Una oscuridad que no se quita ni debajo de un sol que cae a plomo sobre el alto desierto en Nuevo México. Abrasa todo y marchita todo, menos a los saltamontes de colores imposibles que brincan encima del cadáver de una serpiente.
El día es luminoso y camino a la par de un hombre que acaba de perder a su hijo. “Iba en la palangana del picop, él se ofreció para que otro muchacho, más joven, pudiera ir seguro. Ese era mi hijo”.
Vamos a buscar un caballo que el hijo iba a comprar antes de que muriera en el accidente.
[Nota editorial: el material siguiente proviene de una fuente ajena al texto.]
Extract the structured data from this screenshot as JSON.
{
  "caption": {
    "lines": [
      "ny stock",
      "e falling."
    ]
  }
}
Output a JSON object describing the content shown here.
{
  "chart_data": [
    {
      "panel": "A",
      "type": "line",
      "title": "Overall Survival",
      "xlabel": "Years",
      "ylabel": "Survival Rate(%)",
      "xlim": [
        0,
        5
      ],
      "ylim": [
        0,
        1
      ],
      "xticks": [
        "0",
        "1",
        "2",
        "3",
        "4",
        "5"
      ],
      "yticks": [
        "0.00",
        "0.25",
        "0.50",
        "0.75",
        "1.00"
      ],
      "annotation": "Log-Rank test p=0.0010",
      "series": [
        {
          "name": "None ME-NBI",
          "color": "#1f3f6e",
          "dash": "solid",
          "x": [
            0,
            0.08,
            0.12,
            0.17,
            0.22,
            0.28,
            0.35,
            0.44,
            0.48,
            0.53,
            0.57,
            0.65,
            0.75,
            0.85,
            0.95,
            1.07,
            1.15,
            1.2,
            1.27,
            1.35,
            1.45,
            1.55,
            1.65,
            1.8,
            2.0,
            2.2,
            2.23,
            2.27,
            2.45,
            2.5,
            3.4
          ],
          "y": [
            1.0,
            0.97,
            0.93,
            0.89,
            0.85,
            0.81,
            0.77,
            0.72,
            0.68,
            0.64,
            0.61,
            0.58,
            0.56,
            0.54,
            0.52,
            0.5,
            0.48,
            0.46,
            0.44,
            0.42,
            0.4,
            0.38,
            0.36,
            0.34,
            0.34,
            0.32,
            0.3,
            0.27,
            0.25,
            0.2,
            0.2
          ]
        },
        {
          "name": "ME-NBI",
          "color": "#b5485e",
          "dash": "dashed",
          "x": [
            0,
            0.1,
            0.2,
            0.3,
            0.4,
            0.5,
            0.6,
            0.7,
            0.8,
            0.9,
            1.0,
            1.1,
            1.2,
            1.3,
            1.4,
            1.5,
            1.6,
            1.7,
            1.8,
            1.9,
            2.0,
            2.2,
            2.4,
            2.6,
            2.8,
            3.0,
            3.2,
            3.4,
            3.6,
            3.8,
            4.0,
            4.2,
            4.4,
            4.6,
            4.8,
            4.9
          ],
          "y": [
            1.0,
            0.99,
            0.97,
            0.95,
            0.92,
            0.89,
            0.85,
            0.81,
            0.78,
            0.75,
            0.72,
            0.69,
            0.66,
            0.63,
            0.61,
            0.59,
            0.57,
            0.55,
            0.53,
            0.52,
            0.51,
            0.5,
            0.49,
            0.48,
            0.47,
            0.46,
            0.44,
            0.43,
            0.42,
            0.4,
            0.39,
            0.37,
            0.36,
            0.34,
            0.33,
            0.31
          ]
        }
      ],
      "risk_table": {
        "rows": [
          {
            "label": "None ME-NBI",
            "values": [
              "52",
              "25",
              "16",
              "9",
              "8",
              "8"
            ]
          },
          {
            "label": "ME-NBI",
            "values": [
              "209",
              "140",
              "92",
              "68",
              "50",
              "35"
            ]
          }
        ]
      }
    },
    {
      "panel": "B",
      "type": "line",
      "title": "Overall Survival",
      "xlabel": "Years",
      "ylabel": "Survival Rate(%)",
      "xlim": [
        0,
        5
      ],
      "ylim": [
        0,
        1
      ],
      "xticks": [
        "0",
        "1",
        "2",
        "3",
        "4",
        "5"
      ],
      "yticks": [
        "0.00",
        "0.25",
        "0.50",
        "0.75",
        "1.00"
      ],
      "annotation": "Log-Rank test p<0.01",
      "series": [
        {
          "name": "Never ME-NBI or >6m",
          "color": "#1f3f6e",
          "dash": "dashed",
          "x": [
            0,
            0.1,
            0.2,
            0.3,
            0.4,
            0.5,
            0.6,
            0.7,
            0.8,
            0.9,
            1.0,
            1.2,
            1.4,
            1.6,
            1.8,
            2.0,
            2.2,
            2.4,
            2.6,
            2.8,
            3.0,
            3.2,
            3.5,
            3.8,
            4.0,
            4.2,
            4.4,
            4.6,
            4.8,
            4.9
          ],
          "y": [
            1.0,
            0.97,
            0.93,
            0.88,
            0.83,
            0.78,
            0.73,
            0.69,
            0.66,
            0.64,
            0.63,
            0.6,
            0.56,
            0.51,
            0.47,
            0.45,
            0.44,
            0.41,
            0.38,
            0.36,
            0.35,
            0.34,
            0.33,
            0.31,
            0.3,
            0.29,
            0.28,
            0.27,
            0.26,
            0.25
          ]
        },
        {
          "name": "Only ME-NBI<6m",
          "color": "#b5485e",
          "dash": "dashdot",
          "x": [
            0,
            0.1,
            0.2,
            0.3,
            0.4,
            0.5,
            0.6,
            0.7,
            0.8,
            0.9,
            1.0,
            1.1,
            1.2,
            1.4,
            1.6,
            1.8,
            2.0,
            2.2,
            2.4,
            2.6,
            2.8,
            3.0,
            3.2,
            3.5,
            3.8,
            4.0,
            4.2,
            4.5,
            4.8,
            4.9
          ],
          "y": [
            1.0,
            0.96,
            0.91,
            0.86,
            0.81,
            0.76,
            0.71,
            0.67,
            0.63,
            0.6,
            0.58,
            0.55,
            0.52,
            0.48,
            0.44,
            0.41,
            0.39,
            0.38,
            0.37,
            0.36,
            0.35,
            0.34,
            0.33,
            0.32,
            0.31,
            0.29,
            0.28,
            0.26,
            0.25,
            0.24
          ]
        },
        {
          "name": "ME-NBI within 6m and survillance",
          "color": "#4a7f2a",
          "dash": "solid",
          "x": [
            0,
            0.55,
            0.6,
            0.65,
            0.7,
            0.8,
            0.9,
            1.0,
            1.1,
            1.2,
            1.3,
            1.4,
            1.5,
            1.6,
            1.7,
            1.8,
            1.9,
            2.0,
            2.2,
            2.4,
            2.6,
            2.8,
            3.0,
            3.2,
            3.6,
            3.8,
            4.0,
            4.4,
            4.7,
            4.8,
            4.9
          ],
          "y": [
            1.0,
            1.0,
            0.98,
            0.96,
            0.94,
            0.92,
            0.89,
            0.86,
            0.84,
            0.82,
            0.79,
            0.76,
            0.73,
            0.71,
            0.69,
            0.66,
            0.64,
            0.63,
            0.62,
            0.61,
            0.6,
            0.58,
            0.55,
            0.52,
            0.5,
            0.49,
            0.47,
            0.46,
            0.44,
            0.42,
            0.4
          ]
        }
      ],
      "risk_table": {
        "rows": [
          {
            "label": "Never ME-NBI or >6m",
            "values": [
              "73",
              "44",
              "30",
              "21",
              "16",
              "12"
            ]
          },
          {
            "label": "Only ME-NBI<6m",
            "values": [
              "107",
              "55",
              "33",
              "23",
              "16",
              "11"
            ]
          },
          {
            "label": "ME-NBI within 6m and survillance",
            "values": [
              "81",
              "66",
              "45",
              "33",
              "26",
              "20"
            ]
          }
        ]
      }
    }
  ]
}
El hombre se aferra a un lazo de esos que usan los vaqueros para lazar terneras, intenta hacer un aro con la cuerda y la lanza hacia un poste. Yerra. Pero no importa, él está reencontrándose con su hijo muerto, recorriendo los lugares donde pasó sus últimos días el adolescente.
Busca eso, la verdad. Una certidumbre que le permita seguir, cerrar el capítulo. O más que eso, busca pistas que pueda usar para construir su verdad, una versión de los hechos que le permita seguir adelante.
Y creo que eso hacemos todos. Ante una realidad que se nos escapa como fantasmas, buscamos formas, coincidencias. Hacemos cosas concretas a partir de volutas de humo.
No es que sea un martirio; tampoco se trata de quejarse. Al final de cuentas, supongo que los ciegos hacen lo mismo: interpretan la realidad como mejor pueden.
Quizá es que en algún momento de mi juventud hice algo que terminó cambiando radicalmente la arquitectura de mi cerebro, cómo percibo la realidad. Justo de eso hablaba con unos colegas mientras nos despachábamos unas tortas de cochinita pibil en una fonda a la orilla del camino el sábado.
No tanto de mis problemas para asir la realidad o, más bien, para asegurarme que algo es cierto. Más bien hablamos de mis avatares en la escena fiestera de la España de mediados de los 90.
Horas más tarde, en la orilla del camino –de otro camino– una mujer está atrapada dentro de un auto que acaba de volcar. Alguien rompe el parabrisas a hachazos, alguien más empieza a destazar la camioneta con unas tijeras hidráulicas, otro más se ha logrado colar dentro del auto por la ventanilla trasera y le detiene la cabeza.
Le habla –más bien le grita– en medio del ruido de las máquinas con una voz que quiere ser tranquilizadora pero autoritaria a la vez. Quiere que se tranquilice, que deje de pensar en las cosas malas que han pasado hoy y que se concentre en el momento, en ese preciso momento en el que ella tiene que salir del auto.
Es en ese momento, mientras la mujer lucha con frenesí por tranquilizarse, mientras todo es un caos, mientras el ruido sigue afuera y los cristales que saltan por todos lados lanzan reflejos –que durante una milésima de segundo recuerdan a las luces de una discoteca perdida en el fondo de una memoria borrosa–, en ese momento que dura lo que un parpadeo, lo que se tarda en tomar una fotografía, todo se alinea y parece real. Todo parece verdadero durante una milésima de segundo. Pero es un momento, apenas un momento que no sirve de asidero para seguir adelante.
Horas más tarde, lo único que es cierto es la dispepsia.